Quando o padrão se intensifica, a pessoa já pode estar afastada de sua rede, insegura sobre as próprias percepções e emocionalmente envolvida com a esperança de recuperar os períodos bons.
Fatores que dificultam o rompimento
Não existe um único motivo. Diferentes fatores podem atuar ao mesmo tempo e mudar ao longo da relação.
- Medo das consequências e insegurança sobre o futuro.
- Dependência financeira, moradia ou responsabilidades familiares.
- Isolamento e enfraquecimento da rede de apoio.
- Culpa, vergonha e receio de não ser acreditada.
- Promessas de mudança e alternância entre tensão e períodos tranquilos.
- Erosão gradual da confiança nas próprias decisões.
Apoiar é diferente de pressionar
Cobranças e ultimatos podem aumentar o isolamento.

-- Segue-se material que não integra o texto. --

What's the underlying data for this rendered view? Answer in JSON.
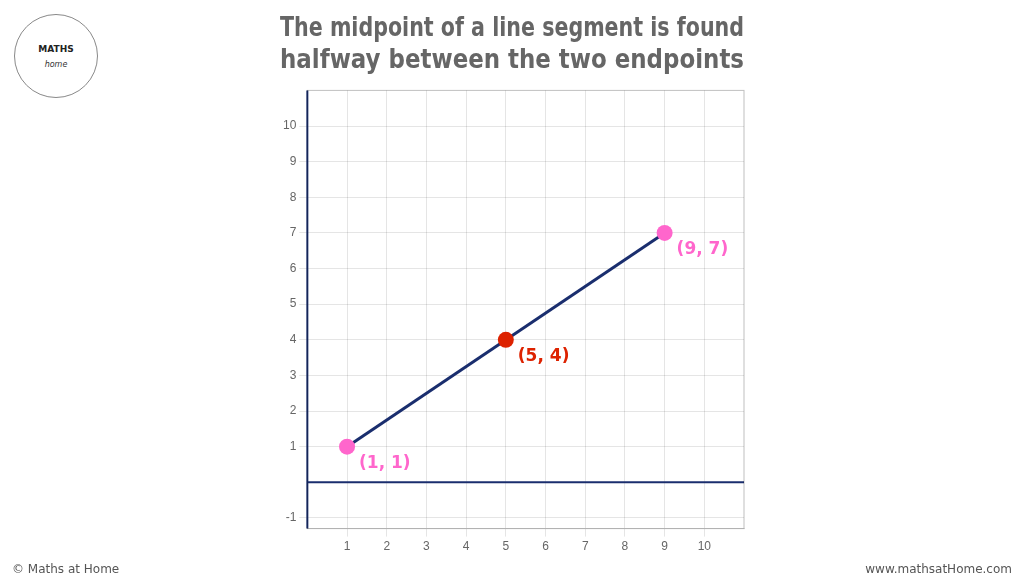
{
  "chart_data": {
    "type": "scatter",
    "title": [
      "The midpoint of a line segment is found",
      "halfway between the two endpoints"
    ],
    "annotations": [
      "MATHS",
      "home",
      "© Maths at Home",
      "www.mathsatHome.com"
    ],
    "series": [
      {
        "type": "line",
        "color": "#1a2e6e",
        "x": [
          1,
          9
        ],
        "values": [
          1,
          7
        ]
      },
      {
        "color": "#ff66cc",
        "marker": "circle",
        "x": [
          1,
          9
        ],
        "values": [
          1,
          7
        ],
        "value_labels": [
          "(1, 1)",
          "(9, 7)"
        ]
      },
      {
        "color": "#dd2200",
        "marker": "circle",
        "x": [
          5
        ],
        "values": [
          4
        ],
        "value_labels": [
          "(5, 4)"
        ]
      }
    ],
    "xlim": [
      0,
      11
    ],
    "ylim": [
      -1.3,
      11
    ],
    "xticks": [
      1,
      2,
      3,
      4,
      5,
      6,
      7,
      8,
      9,
      10
    ],
    "yticks": [
      -1,
      1,
      2,
      3,
      4,
      5,
      6,
      7,
      8,
      9,
      10
    ],
    "grid": true,
    "data_labels": true
  }
}
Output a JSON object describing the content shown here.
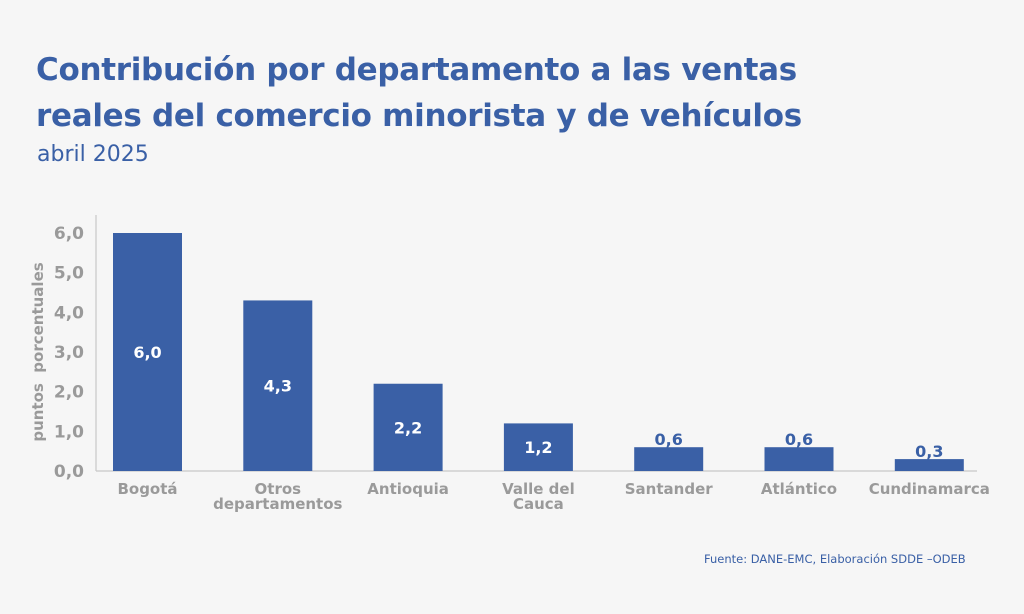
{
  "header": {
    "title_line1": "Contribución por departamento a las ventas",
    "title_line2": "reales del comercio minorista y de vehículos",
    "subtitle": "abril 2025"
  },
  "footer": {
    "source": "Fuente: DANE-EMC, Elaboración SDDE –ODEB"
  },
  "colors": {
    "bar": "#3a60a6",
    "title": "#3a60a6",
    "axis_text": "#9a9a9a",
    "axis_line": "#c8c8c8",
    "background": "#f6f6f6"
  },
  "chart_data": {
    "type": "bar",
    "title": "Contribución por departamento a las ventas reales del comercio minorista y de vehículos",
    "subtitle": "abril 2025",
    "xlabel": "",
    "ylabel": "puntos  porcentuales",
    "categories": [
      [
        "Bogotá"
      ],
      [
        "Otros",
        "departamentos"
      ],
      [
        "Antioquia"
      ],
      [
        "Valle del",
        "Cauca"
      ],
      [
        "Santander"
      ],
      [
        "Atlántico"
      ],
      [
        "Cundinamarca"
      ]
    ],
    "values": [
      6.0,
      4.3,
      2.2,
      1.2,
      0.6,
      0.6,
      0.3
    ],
    "data_labels": [
      "6,0",
      "4,3",
      "2,2",
      "1,2",
      "0,6",
      "0,6",
      "0,3"
    ],
    "ylim": [
      0,
      6
    ],
    "yticks": [
      0,
      1,
      2,
      3,
      4,
      5,
      6
    ],
    "ytick_labels": [
      "0,0",
      "1,0",
      "2,0",
      "3,0",
      "4,0",
      "5,0",
      "6,0"
    ],
    "grid": false,
    "legend": "none",
    "source": "Fuente: DANE-EMC, Elaboración SDDE –ODEB"
  }
}
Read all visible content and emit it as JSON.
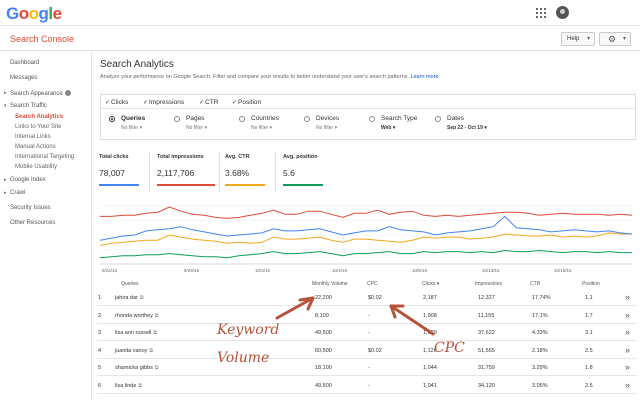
{
  "header": {
    "logo_letters": [
      "G",
      "o",
      "o",
      "g",
      "l",
      "e"
    ],
    "product": "Search Console",
    "help_label": "Help",
    "gear_icon": "⚙"
  },
  "sidebar": {
    "items": [
      {
        "label": "Dashboard"
      },
      {
        "label": "Messages"
      },
      {
        "label": "Search Appearance",
        "arrow": "▸"
      },
      {
        "label": "Search Traffic",
        "arrow": "▾"
      },
      {
        "label": "Search Analytics"
      },
      {
        "label": "Links to Your Site"
      },
      {
        "label": "Internal Links"
      },
      {
        "label": "Manual Actions"
      },
      {
        "label": "International Targeting"
      },
      {
        "label": "Mobile Usability"
      },
      {
        "label": "Google Index",
        "arrow": "▸"
      },
      {
        "label": "Crawl",
        "arrow": "▸"
      },
      {
        "label": "Security Issues"
      },
      {
        "label": "Other Resources"
      }
    ]
  },
  "main": {
    "title": "Search Analytics",
    "description": "Analyze your performance on Google Search. Filter and compare your results to better understand your user's search patterns.",
    "learn_more": "Learn more",
    "metrics": [
      {
        "label": "Clicks",
        "checked": true
      },
      {
        "label": "Impressions",
        "checked": true
      },
      {
        "label": "CTR",
        "checked": true
      },
      {
        "label": "Position",
        "checked": true
      }
    ],
    "dimensions": [
      {
        "label": "Queries",
        "sub": "No filter ▾",
        "selected": true
      },
      {
        "label": "Pages",
        "sub": "No filter ▾",
        "selected": false
      },
      {
        "label": "Countries",
        "sub": "No filter ▾",
        "selected": false
      },
      {
        "label": "Devices",
        "sub": "No filter ▾",
        "selected": false
      },
      {
        "label": "Search Type",
        "sub": "Web ▾",
        "selected": false
      },
      {
        "label": "Dates",
        "sub": "Sep 22 - Oct 19 ▾",
        "selected": false
      }
    ],
    "kpis": [
      {
        "label": "Total clicks",
        "value": "78,007",
        "color": "#4285f4"
      },
      {
        "label": "Total impressions",
        "value": "2,117,706",
        "color": "#dd4b39"
      },
      {
        "label": "Avg. CTR",
        "value": "3.68%",
        "color": "#f4a81d"
      },
      {
        "label": "Avg. position",
        "value": "5.6",
        "color": "#0f9d58"
      }
    ]
  },
  "chart_data": {
    "type": "line",
    "x_tick_labels": [
      "9/22/15",
      "9/29/15",
      "10/3/15",
      "10/4/15",
      "10/8/15",
      "10/13/15",
      "10/16/15"
    ],
    "series": [
      {
        "color": "#dd4b39",
        "values": [
          10,
          10,
          9,
          9,
          7,
          6,
          1,
          5,
          8,
          9,
          11,
          12,
          11,
          9,
          7,
          4,
          8,
          8,
          5,
          5,
          8,
          11,
          7,
          7,
          4,
          8,
          6,
          5,
          9,
          10,
          9,
          10,
          9,
          8,
          7,
          6,
          6,
          7,
          9,
          8,
          7,
          8,
          8,
          8,
          9,
          8,
          9
        ]
      },
      {
        "color": "#f4a81d",
        "values": [
          38,
          36,
          35,
          34,
          33,
          33,
          28,
          30,
          32,
          33,
          34,
          36,
          35,
          36,
          35,
          30,
          32,
          32,
          31,
          30,
          33,
          35,
          32,
          32,
          33,
          34,
          35,
          33,
          30,
          31,
          30,
          30,
          32,
          31,
          30,
          27,
          28,
          29,
          29,
          28,
          30,
          29,
          30,
          29,
          26,
          27,
          27
        ]
      },
      {
        "color": "#4285f4",
        "values": [
          33,
          31,
          29,
          28,
          24,
          23,
          22,
          20,
          23,
          25,
          27,
          29,
          28,
          27,
          26,
          22,
          24,
          24,
          23,
          22,
          25,
          28,
          26,
          24,
          24,
          20,
          23,
          24,
          25,
          28,
          26,
          25,
          24,
          22,
          20,
          10,
          21,
          22,
          23,
          25,
          24,
          23,
          24,
          25,
          24,
          26,
          27
        ]
      },
      {
        "color": "#0f9d58",
        "values": [
          50,
          49,
          48,
          48,
          47,
          47,
          46,
          47,
          48,
          49,
          49,
          50,
          48,
          47,
          46,
          44,
          46,
          46,
          45,
          44,
          46,
          48,
          46,
          46,
          45,
          44,
          46,
          46,
          44,
          45,
          44,
          44,
          45,
          44,
          45,
          43,
          44,
          44,
          43,
          44,
          45,
          44,
          44,
          45,
          44,
          45,
          45
        ]
      }
    ],
    "grid": true
  },
  "table": {
    "headers": [
      "Queries",
      "Monthly Volume",
      "CPC",
      "Clicks ▾",
      "Impressions",
      "CTR",
      "Position"
    ],
    "rows": [
      {
        "n": "1",
        "query": "jahira dar",
        "volume": "22,200",
        "cpc": "$0.02",
        "clicks": "2,187",
        "impressions": "12,327",
        "ctr": "17.74%",
        "position": "1.1"
      },
      {
        "n": "2",
        "query": "rhonda worthey",
        "volume": "8,100",
        "cpc": "-",
        "clicks": "1,908",
        "impressions": "11,155",
        "ctr": "17.1%",
        "position": "1.7"
      },
      {
        "n": "3",
        "query": "lisa ann russell",
        "volume": "49,500",
        "cpc": "-",
        "clicks": "1,629",
        "impressions": "37,622",
        "ctr": "4.33%",
        "position": "3.1"
      },
      {
        "n": "4",
        "query": "juanita vanoy",
        "volume": "60,500",
        "cpc": "$0.02",
        "clicks": "1,126",
        "impressions": "51,565",
        "ctr": "2.18%",
        "position": "2.5"
      },
      {
        "n": "5",
        "query": "shamicka gibbs",
        "volume": "18,100",
        "cpc": "-",
        "clicks": "1,044",
        "impressions": "31,759",
        "ctr": "3.29%",
        "position": "1.8"
      },
      {
        "n": "6",
        "query": "lisa linde",
        "volume": "49,500",
        "cpc": "-",
        "clicks": "1,041",
        "impressions": "34,120",
        "ctr": "3.05%",
        "position": "2.5"
      }
    ],
    "row_action": "»"
  },
  "annotations": {
    "keyword_line1": "Keyword",
    "keyword_line2": "Volume",
    "cpc": "CPC",
    "arrow_color": "#b5523a"
  }
}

Apoio significa escutar sem julgamento, respeitar a complexidade da situação e ajudar a pessoa a recuperar acesso a informações, vínculos e alternativas.
A psicoterapia pode contribuir para reconstruir autonomia e compreender os efeitos emocionais da relação. Situações de violência também podem exigir apoio jurídico, social e serviços especializados.